How to remove the values inside the html tags?

Hi,

I have a txt file which contain this:

<a href="linux">Linux</a>
<a href="unix">Unix</a>
<a href="oracle">Oracle</a>
<a href="perl">Perl</a>

I'm trying to extract the text in between these anchor tag and ignoring everything else using grep. I managed to ignore the tags but unable to remove the "href" and its values in my output. This is the code I used

grep -oP '(?<=<a).*(?=</a)' file.txt

When I run this codes, this is the output I have

href="linux">Linux
href="unix">Unix
href="oracle">Oracle
href="perl">Perl

Any reason to insist on grep instead of sed or awk for parsing your input...
sed 's/\(.*>\)\(.*\)\(<.*\)/\2/g' file
or
awk -F"[<>]" '{print $3}' file

1 Like

No, not really. I just want to learn how to use grep better.

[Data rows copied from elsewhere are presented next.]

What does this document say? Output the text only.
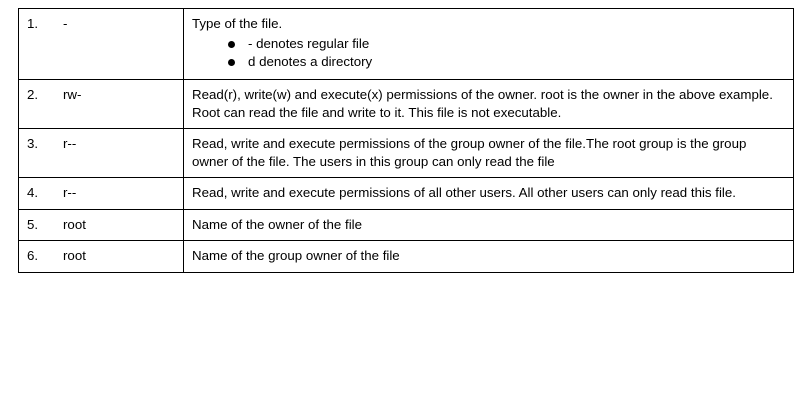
1.	-	Type of the file.
- denotes regular file
d denotes a directory

2. rw-	Read(r), write(w) and execute(x) permissions of the owner. root is the owner in the above example. Root can read the file and write to it. This file is not executable.

3. r--	Read, write and execute permissions of the group owner of the file.The root group is the group owner of the file. The users in this group can only read the file

4. r--	Read, write and execute permissions of all other users. All other users can only read this file.

5. root	Name of the owner of the file

6. root	Name of the group owner of the file
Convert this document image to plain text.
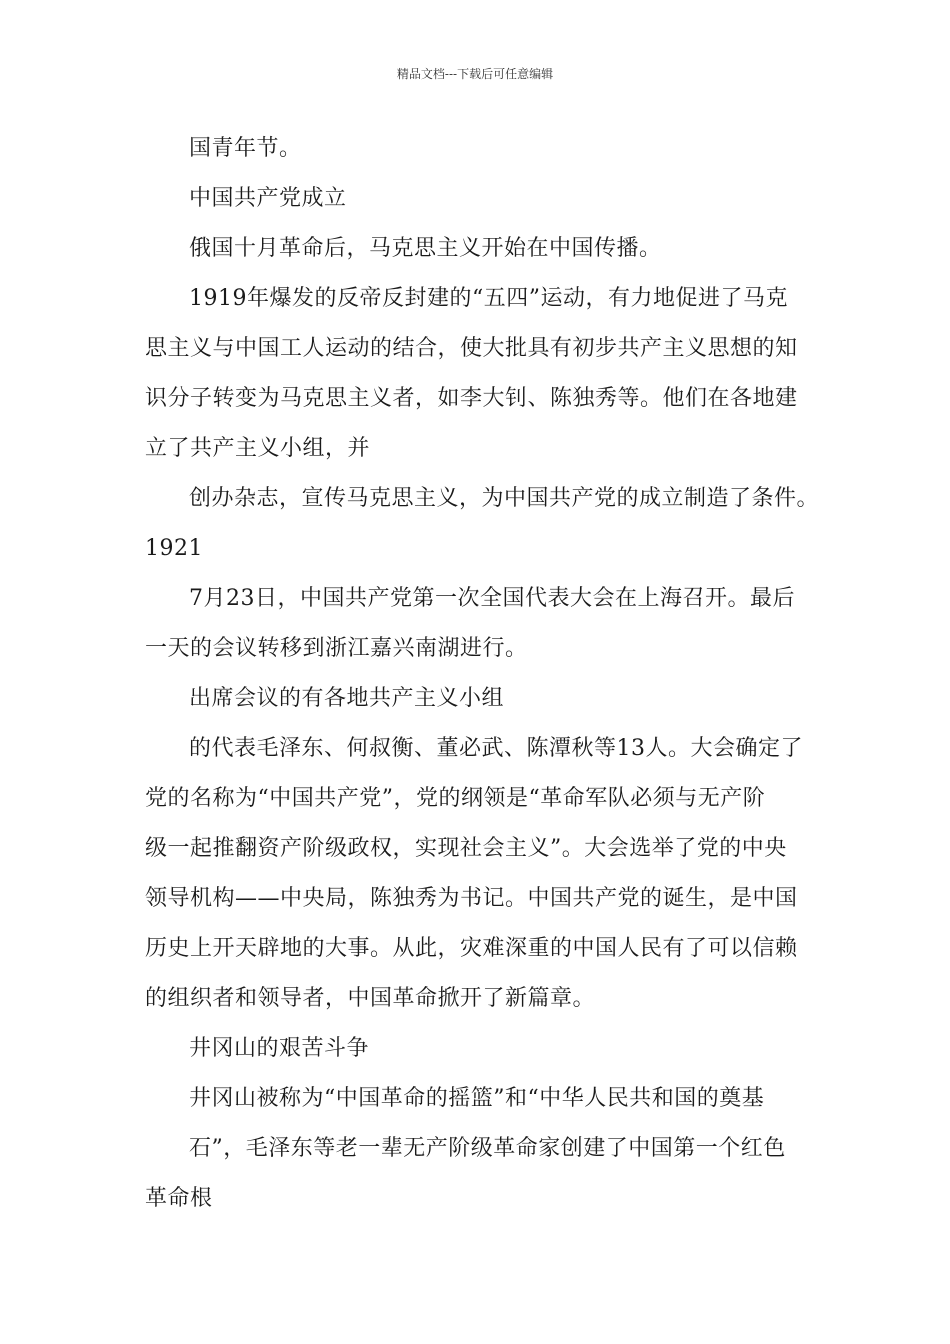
精品文档---下载后可任意编辑
国青年节。
中国共产党成立
俄国十月革命后，马克思主义开始在中国传播。
1919年爆发的反帝反封建的“五四”运动，有力地促进了马克
思主义与中国工人运动的结合，使大批具有初步共产主义思想的知
识分子转变为马克思主义者，如李大钊、陈独秀等。他们在各地建
立了共产主义小组，并
创办杂志，宣传马克思主义，为中国共产党的成立制造了条件。
1921
7月23日，中国共产党第一次全国代表大会在上海召开。最后
一天的会议转移到浙江嘉兴南湖进行。
出席会议的有各地共产主义小组
的代表毛泽东、何叔衡、董必武、陈潭秋等13人。大会确定了
党的名称为“中国共产党”，党的纲领是“革命军队必须与无产阶
级一起推翻资产阶级政权，实现社会主义”。大会选举了党的中央
领导机构——中央局，陈独秀为书记。中国共产党的诞生，是中国
历史上开天辟地的大事。从此，灾难深重的中国人民有了可以信赖
的组织者和领导者，中国革命掀开了新篇章。
井冈山的艰苦斗争
井冈山被称为“中国革命的摇篮”和“中华人民共和国的奠基
石”，毛泽东等老一辈无产阶级革命家创建了中国第一个红色
革命根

Would you use the butter knife to carve the turkey at dinner time?
grep is not the tool for what you want to learn.
What you want to learn is Regular Expressions, which ironically, it is not the best tool neither to parse html, other than simple instances.

Any questions?

1 Like

Hi KCApple,

Following awk solution may help you which is very easy too.

 awk -F["><"] '{print $3}' Input_file

Output will be as follows.

Linux
Unix
Oracle
Perl

EDIT: Just saw shamrok has given above solution, so one more soluiton on same.

awk '{gsub(/.*\">/,X,$0);gsub(/<.*/,Y,$0);print $0}' Input_file

Output will be as follows.

Linux
Unix
Oracle
Perl

Thanks,
R. Singh

1 Like

Try

[akshay@nio tmp]$ cat file
<a href="linux">Linux</a>
<a href="unix">Unix</a>
<a href="oracle">Oracle</a>
<a href="perl">Perl</a>
[akshay@nio tmp]$ grep -oP '(?<=>).*(?=</a>)' file
Linux
Unix
Oracle
Perl

---------- Post updated at 12:30 PM ---------- Previous update was at 12:23 PM ----------

Some more (g)awk

$ awk 'match($0,/(<a.*>)(.*)(<\/a>)/,m){print m[2]}' file

---------- Post updated at 12:32 PM ---------- Previous update was at 12:30 PM ----------

Perl

$ perl -nle 'm/<a.*?>(.+)<\/a/ig; print $1' file

---------- Post updated at 12:34 PM ---------- Previous update was at 12:32 PM ----------

$ perl -lpe 's/<a.*?>(.+)<\/a>/$1/g;' file
1 Like

Thanks a lot! This work like charm :smiley:

[/CODE]

[akshay@nio tmp]$ grep -oP '(?<=>).*(?=</a>)' file
Linux
Unix
Oracle
Perl

Didn't know that all I have to do is to remove the "a" in the first tags and here I'm trying to put several combination of regular expression in the first tag. There's more for me to learn.